Le moins que l'on puisse dire en ce qui concerne ce roman, c'est qu'il est noir... Une noirceur qui tient certes en partie à son synopsis (l’assassinat, à coups de hache, de Dora Suarez ainsi que de sa logeuse et amie Betty), mais qui est surtout due à la personnalité de son narrateur, l’inspecteur chargé de l’enquête. Après avoir été suspendu pendant un an de ses fonctions pour avoir malmené un de ses collègues, il est rappelé au sein de son service, l’A14 (celui des décès non élucidés), qui manque de personnel.
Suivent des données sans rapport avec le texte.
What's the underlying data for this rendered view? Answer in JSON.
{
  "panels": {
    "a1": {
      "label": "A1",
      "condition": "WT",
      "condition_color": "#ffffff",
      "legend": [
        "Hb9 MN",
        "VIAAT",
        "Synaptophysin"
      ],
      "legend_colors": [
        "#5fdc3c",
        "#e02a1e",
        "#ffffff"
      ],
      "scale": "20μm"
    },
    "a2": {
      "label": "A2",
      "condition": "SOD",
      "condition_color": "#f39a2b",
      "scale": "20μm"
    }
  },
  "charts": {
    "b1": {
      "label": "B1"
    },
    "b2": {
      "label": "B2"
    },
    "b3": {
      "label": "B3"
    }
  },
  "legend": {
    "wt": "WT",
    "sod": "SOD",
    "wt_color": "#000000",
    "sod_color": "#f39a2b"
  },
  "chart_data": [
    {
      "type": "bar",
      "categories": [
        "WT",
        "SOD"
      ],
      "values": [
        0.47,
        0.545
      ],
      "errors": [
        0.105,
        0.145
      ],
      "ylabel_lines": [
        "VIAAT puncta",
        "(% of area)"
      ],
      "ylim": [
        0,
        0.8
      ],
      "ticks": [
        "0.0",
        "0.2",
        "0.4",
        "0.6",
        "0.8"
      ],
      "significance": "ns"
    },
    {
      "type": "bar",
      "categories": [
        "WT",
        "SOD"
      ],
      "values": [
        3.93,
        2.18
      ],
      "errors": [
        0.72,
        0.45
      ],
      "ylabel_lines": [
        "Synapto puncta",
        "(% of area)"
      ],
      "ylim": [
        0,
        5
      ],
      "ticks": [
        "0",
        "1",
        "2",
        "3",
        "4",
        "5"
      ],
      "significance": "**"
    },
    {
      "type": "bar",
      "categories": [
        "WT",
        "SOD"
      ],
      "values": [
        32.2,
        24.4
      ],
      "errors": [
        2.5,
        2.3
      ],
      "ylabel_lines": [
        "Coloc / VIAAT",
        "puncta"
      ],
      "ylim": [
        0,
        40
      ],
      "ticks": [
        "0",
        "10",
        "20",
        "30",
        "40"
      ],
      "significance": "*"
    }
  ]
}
Comme beaucoup d’antihéros de polar, il traîne avec lui de douloureux souvenirs personnels… mais c’est surtout sa vision du monde et le rapport particulier qu’il entretient avec la victime du meurtre, qui en font un personnage atypique. Il n’a que mépris pour l’ambition, qu’il considère comme incompatible avec la foi nécessaire pour accomplir sa mission avec efficacité, une mission qu’il envisage comme un sacerdoce, dont le but est d’apporter son infime contribution à l’avènement d’une société moins dangereuse, moins injuste pour les faibles et les exclus. Et puis, sa place est dans la rue : c’est de là qu’il vient, c’est sur le terrain qu’il pense pouvoir être le plus efficace, et c’est le milieu qu’il connaît le mieux.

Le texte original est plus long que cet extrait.